Settlement Agreements, Third-Party Beneficiaries, and Conditions Precedent, Oh, My!
This is the latest chapter in a long saga that started with lawsuits in 1983 and has resulted in several disputes between clients and various attorneys. This particular opinion, Richardson v. Casher, 14-P-503 (requires a sign-in to Bloomberg Law), out of the Appeals Court of Massachusetts, deals with a $9 million settlement agreement that was negotiated by attorney Casher with Travelers Indemnity Company. After the settlement agreement was reached, Casher and his clients, the Picciotto parties, entered into an allocation agreement deciding how the settlement should be disbursed. The allocation agreement included disbursements from Casher’s share to the Picciotto parties’ former attorney, George Richardson, and UP, a charitable organization that donates legal services in insurance cases and helped the Picciotto parties out at one point in the 30-year court battle. The court found that both of these parties were third-party beneficiaries of the allocation agreement.
Unfortunately for Richardson and UP, when presented with the allocation agreement, Travelers rejected it. The settlement agreement was therefore amended to permit Travelers to file an interpleader action and pay the vast majority of the settlement account into the court instead of disbursing it in the way the allocation agreement had contemplated. The interpleader action then dragged on for several years. Eventually, Casher received a bit more under the interpleader action than he had expected to receive under the allocation agreement. Richardson filed a complaint in the interpleader action and the judge found that Casher was required to pay Richardson and UP under the allocation agreement, with a slight increase to reflect the fact that Casher had actually received more than the allocation agreement would have given him. Casher and the Picciotto parties appealed.
On appeal, the court concluded that the condition precedent to Casher’s obligation to pay Richardson and UP under the allocation was never met, and so no duty had been triggered for Richardson and UP to seek to enforce. Casher and the Picciotto parties argued that the condition precedent to the disbursements under the allocation agreement was the immediate receipt of the sizable first installment of the settlement money (set at $5 million in the allocation agreement), which never happened because instead Traveler paid the money into the court. The appeals court agreed with this argument. To find otherwise, the court say, would make the allocation agreement nonsensical, as it was premised on the straightforward receipt of the majority of the settlement money. The fact that Casher and the Picciotto parties eventually received the money through the interpleader action didn’t matter when it was clear from the face of the allocation agreement that none of the parties contemplated that the first distribution of the settlement money would be anything other than immediate. The court therefore concluded that the immediate distribution of at least the first part of the settlement funds was a condition precedent to Casher’s duties to pay Richardson and UP. When that initial $5 million distribution never happened, the condition precedent was never fulfilled, and Casher never became obligated to pay Richardson and UP.

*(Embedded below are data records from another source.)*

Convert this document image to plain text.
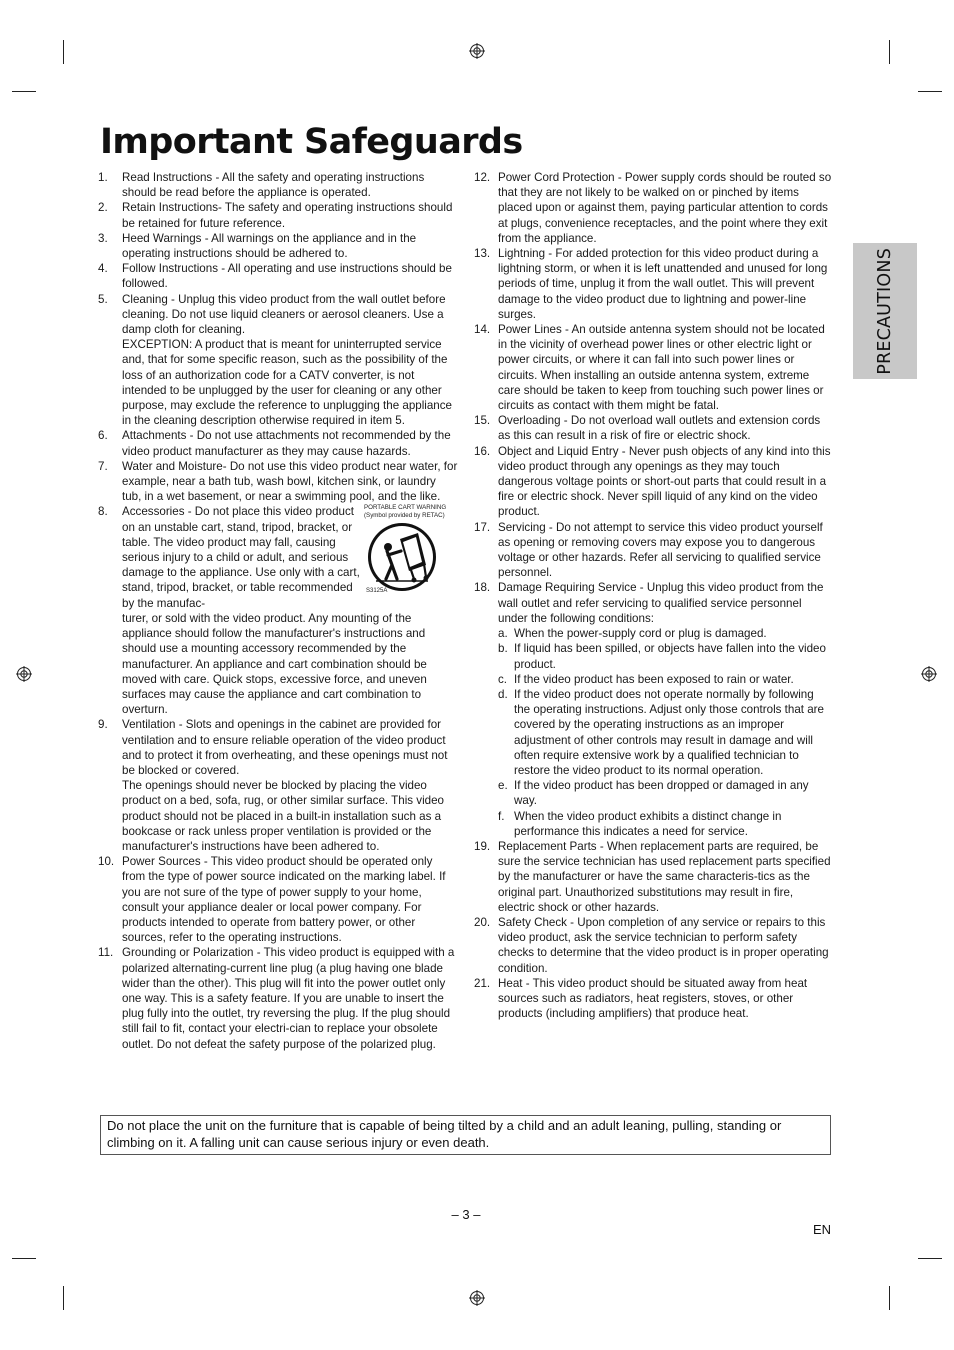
Important Safeguards
1.	Read Instructions - All the safety and operating instructions should be read before the appliance is operated.
2.	Retain Instructions- The safety and operating instructions should be retained for future reference.
3.	Heed Warnings - All warnings on the appliance and in the operating instructions should be adhered to.
4.	Follow Instructions - All operating and use instructions should be followed.
5.	Cleaning - Unplug this video product from the wall outlet before cleaning. Do not use liquid cleaners or aerosol cleaners. Use a damp cloth for cleaning.
EXCEPTION: A product that is meant for uninterrupted service and, that for some specific reason, such as the possibility of the loss of an authorization code for a CATV converter, is not intended to be unplugged by the user for cleaning or any other purpose, may exclude the reference to unplugging the appliance in the cleaning description otherwise required in item 5.
6.	Attachments - Do not use attachments not recommended by the video product manufacturer as they may cause hazards.
7.	Water and Moisture- Do not use this video product near water, for example, near a bath tub, wash bowl, kitchen sink, or laundry tub, in a wet basement, or near a swimming pool, and the like.
8.	Accessories - Do not place this video product on an unstable cart, stand, tripod, bracket, or table. The video product may fall, causing serious injury to a child or adult, and serious damage to the appliance. Use only with a cart, stand, tripod, bracket, or table recommended by the manufac-
PORTABLE CART WARNING
(Symbol provided by RETAC)
S3125A
turer, or sold with the video product. Any mounting of the appliance should follow the manufacturer's instructions and should use a mounting accessory recommended by the manufacturer. An appliance and cart combination should be moved with care. Quick stops, excessive force, and uneven surfaces may cause the appliance and cart combination to overturn.
9.	Ventilation - Slots and openings in the cabinet are provided for ventilation and to ensure reliable operation of the video product and to protect it from overheating, and these openings must not be blocked or covered.
The openings should never be blocked by placing the video product on a bed, sofa, rug, or other similar surface. This video product should not be placed in a built-in installation such as a bookcase or rack unless proper ventilation is provided or the manufacturer's instructions have been adhered to.
10. Power Sources - This video product should be operated only from the type of power source indicated on the marking label. If you are not sure of the type of power supply to your home, consult your appliance dealer or local power company. For products intended to operate from battery power, or other sources, refer to the operating instructions.
11. Grounding or Polarization - This video product is equipped with a polarized alternating-current line plug (a plug having one blade wider than the other). This plug will fit into the power outlet only one way. This is a safety feature. If you are unable to insert the plug fully into the outlet, try reversing the plug. If the plug should still fail to fit, contact your electri-cian to replace your obsolete outlet. Do not defeat the safety purpose of the polarized plug.
12. Power Cord Protection - Power supply cords should be routed so that they are not likely to be walked on or pinched by items placed upon or against them, paying particular attention to cords at plugs, convenience receptacles, and the point where they exit from the appliance.
13. Lightning - For added protection for this video product during a lightning storm, or when it is left unattended and unused for long periods of time, unplug it from the wall outlet. This will prevent damage to the video product due to lightning and power-line surges.
14. Power Lines - An outside antenna system should not be located in the vicinity of overhead power lines or other electric light or power circuits, or where it can fall into such power lines or circuits. When installing an outside antenna system, extreme care should be taken to keep from touching such power lines or circuits as contact with them might be fatal.
15. Overloading - Do not overload wall outlets and extension cords as this can result in a risk of fire or electric shock.
16. Object and Liquid Entry - Never push objects of any kind into this video product through any openings as they may touch dangerous voltage points or short-out parts that could result in a fire or electric shock. Never spill liquid of any kind on the video product.
17. Servicing - Do not attempt to service this video product yourself as opening or removing covers may expose you to dangerous voltage or other hazards. Refer all servicing to qualified service personnel.
18. Damage Requiring Service - Unplug this video product from the wall outlet and refer servicing to qualified service personnel under the following conditions:
a. When the power-supply cord or plug is damaged.
b. If liquid has been spilled, or objects have fallen into the video product.
c. If the video product has been exposed to rain or water.
d. If the video product does not operate normally by following the operating instructions. Adjust only those controls that are covered by the operating instructions as an improper adjustment of other controls may result in damage and will often require extensive work by a qualified technician to restore the video product to its normal operation.
e. If the video product has been dropped or damaged in any way.
f. When the video product exhibits a distinct change in performance this indicates a need for service.
19. Replacement Parts - When replacement parts are required, be sure the service technician has used replacement parts specified by the manufacturer or have the same characteris-tics as the original part. Unauthorized substitutions may result in fire, electric shock or other hazards.
20. Safety Check - Upon completion of any service or repairs to this video product, ask the service technician to perform safety checks to determine that the video product is in proper operating condition.
21. Heat - This video product should be situated away from heat sources such as radiators, heat registers, stoves, or other products (including amplifiers) that produce heat.
PRECAUTIONS
Do not place the unit on the furniture that is capable of being tilted by a child and an adult leaning, pulling, standing or climbing on it. A falling unit can cause serious injury or even death.
– 3 –
EN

The lesson here is, of course, to always play the what-if game as thoroughly as you can: “What if Travelers refuses to distribute the funds the way we’ve contemplated?” Asking that question may have caused the allocation agreement to be re-written in such a way as to protect Richardson and UP’s interests. The bigger complicating wrinkle for both Richardson and UP, however, is that they were only third-party beneficiaries who actually had no part in the drafting of the allocation agreement (they didn’t even know about it until much later), so they had no ability to protect their interests in the language.